With the vacancy rate for industrial space at an all-time-low of less than four percent and rents up 17.6 percent (per a February 2022 Prologis report), warehouse tenants don’t have a whole lot of leverage when it comes to negotiating leases. The surge in storage costs will continue to rise in the coming weeks, and probably months. This leaves companies like mine, which store products for retailers and brands, balancing these rising costs against our customers’ expectations and resources.
If you have a fulfillment or warehouse partner, now is the time to discuss how to take your next steps together in the interest of moving in a direction that supports your goals. Here are a few important things to consider as you head into that conversation.
Take stock of the big picture.
The commercial real estate landscape is tough for everyone right now, and while the details may vary, we’re all in the same boat, paddling against the current. Be aware of and sensitive to the fact that everyone’s costs are increasing. It’s not a solution, but mentally grouping yourself with your partner rather than in opposition of them is an exercise that will help put you in the right frame of mind.
Remember, too, that warehouse workers are often the last touchpoint before your customers receive their orders, which makes them as valuable as any other link in the supply chain. Especially in a tight labor market, making sure your warehouse partner is able to provide those people with fair, competitive wages will only benefit your business.
Make timing a priority.
Keep the lines of communication wide open with your warehouse partner and make it clear that you want as much foresight and visibility as possible into the timing and nature of any events that will impact storage costs. Having advanced awareness of the timing of rent increases will allow you to not only adjust product pricing accordingly, but to communicate impending adjustments to your customers in a timely fashion.

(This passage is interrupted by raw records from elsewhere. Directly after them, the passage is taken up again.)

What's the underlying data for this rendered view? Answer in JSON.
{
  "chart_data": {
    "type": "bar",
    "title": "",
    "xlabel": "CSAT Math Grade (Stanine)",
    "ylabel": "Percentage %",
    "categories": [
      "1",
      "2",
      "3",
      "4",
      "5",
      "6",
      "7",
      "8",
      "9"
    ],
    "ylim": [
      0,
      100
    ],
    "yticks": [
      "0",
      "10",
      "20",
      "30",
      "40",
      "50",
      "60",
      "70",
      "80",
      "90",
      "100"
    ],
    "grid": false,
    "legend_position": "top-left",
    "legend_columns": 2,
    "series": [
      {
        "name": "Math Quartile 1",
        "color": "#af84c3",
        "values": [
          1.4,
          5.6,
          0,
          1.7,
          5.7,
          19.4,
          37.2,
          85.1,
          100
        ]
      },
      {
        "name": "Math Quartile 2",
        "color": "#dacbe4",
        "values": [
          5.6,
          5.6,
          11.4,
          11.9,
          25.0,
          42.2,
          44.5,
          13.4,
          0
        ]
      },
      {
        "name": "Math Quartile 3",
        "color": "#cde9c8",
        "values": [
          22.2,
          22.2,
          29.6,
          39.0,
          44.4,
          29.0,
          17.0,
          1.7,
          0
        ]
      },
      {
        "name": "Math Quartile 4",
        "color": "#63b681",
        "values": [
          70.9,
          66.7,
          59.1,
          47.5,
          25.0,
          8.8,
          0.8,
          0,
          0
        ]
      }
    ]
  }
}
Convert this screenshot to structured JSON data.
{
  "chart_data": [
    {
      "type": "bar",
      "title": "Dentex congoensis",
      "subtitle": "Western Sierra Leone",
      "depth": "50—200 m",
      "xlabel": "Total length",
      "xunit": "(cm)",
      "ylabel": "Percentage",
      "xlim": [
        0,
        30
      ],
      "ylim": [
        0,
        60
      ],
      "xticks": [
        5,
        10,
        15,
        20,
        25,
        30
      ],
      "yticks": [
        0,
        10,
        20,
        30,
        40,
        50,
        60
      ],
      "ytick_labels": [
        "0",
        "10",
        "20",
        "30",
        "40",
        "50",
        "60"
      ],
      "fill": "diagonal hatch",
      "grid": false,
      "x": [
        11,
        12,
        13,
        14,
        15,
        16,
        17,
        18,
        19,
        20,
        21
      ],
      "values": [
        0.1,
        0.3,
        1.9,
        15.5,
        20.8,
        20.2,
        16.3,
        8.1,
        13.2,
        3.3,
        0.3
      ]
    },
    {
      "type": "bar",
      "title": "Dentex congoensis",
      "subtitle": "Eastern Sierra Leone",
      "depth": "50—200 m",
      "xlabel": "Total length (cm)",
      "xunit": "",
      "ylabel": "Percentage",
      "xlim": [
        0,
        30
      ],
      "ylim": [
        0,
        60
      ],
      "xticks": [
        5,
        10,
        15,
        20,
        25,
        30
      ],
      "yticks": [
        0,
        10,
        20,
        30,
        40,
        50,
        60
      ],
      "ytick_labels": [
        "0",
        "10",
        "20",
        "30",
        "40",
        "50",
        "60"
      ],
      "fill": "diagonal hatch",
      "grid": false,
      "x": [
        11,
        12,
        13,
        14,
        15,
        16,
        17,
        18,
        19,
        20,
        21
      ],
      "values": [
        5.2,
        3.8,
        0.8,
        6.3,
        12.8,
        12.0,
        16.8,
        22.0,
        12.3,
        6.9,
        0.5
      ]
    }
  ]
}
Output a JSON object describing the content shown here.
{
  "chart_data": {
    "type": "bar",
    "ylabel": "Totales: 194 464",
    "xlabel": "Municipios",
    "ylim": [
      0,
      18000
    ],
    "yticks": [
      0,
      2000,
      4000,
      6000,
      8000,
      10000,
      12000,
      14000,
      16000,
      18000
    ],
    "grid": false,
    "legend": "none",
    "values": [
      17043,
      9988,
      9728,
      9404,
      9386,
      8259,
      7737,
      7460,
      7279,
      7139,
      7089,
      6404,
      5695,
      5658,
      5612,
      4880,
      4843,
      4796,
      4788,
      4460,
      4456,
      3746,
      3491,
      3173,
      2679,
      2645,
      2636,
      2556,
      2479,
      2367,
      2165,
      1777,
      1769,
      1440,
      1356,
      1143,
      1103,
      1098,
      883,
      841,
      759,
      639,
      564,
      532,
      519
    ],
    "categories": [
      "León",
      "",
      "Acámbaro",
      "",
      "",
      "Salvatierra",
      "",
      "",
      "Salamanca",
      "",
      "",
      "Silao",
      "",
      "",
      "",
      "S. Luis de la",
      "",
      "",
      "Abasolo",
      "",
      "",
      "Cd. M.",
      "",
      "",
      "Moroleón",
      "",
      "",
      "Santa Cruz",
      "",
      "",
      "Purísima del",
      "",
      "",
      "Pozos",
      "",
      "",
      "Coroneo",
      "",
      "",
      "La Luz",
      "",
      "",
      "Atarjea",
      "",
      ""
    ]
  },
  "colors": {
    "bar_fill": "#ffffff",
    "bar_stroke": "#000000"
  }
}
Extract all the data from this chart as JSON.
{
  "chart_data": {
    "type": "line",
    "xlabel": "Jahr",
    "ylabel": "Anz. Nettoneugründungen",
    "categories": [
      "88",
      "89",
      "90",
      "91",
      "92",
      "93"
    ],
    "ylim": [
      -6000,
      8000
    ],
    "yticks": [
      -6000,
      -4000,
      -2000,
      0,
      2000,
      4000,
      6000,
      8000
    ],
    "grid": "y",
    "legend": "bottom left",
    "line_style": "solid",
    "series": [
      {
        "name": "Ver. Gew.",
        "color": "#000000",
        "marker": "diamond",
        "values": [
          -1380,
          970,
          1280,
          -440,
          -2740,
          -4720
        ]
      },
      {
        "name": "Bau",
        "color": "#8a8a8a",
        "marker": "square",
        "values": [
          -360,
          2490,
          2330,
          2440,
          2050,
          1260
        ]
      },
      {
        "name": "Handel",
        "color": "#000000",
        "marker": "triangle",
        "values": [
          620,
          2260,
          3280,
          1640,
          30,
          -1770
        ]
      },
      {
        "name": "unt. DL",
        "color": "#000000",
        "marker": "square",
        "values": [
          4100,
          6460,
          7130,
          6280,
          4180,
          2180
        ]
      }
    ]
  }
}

Rising product and service costs are obviously not attractive to consumers, but with the current awareness about inflationary pressures on the economy, rising costs are not coming as a surprise.
Revisit your current agreement.
During times of adversity, it may be in the best interest of all parties to temporarily redefine short-term goals. Consider revising the parameters of how you operate. If you have a service level agreement (SLA)–a standard agreement between a service provider and customer that defines services required and expected level of service–review it to identify any areas that can be moderated for awhile. Or if you’ve been working on a retainer model, consider moving to an hourly rate or project arrangement until you’re on more stable ground.
Extend your contract.
If you are content with your warehouse partner and have no plans to bring your business elsewhere, extending your contract could be a viable option. Committing to a long-term agreement may allow you to lock in rates, affording you the opportunity to benefit from gradual rate increases over a few years rather than a big spike all at once a year or two down the road. Not everyone is going to be willing to do it, but if you’re a good partner and you’re working with a good partner, you may be able to work something out.
The goal of any good contract negotiation is to come to terms that are fair and balanced. What will help you get there is foresight, good communication, and mutual transparency. Remember that the part on the other side of the table is a strategic partner whose goal is to help you succeed so they can, too.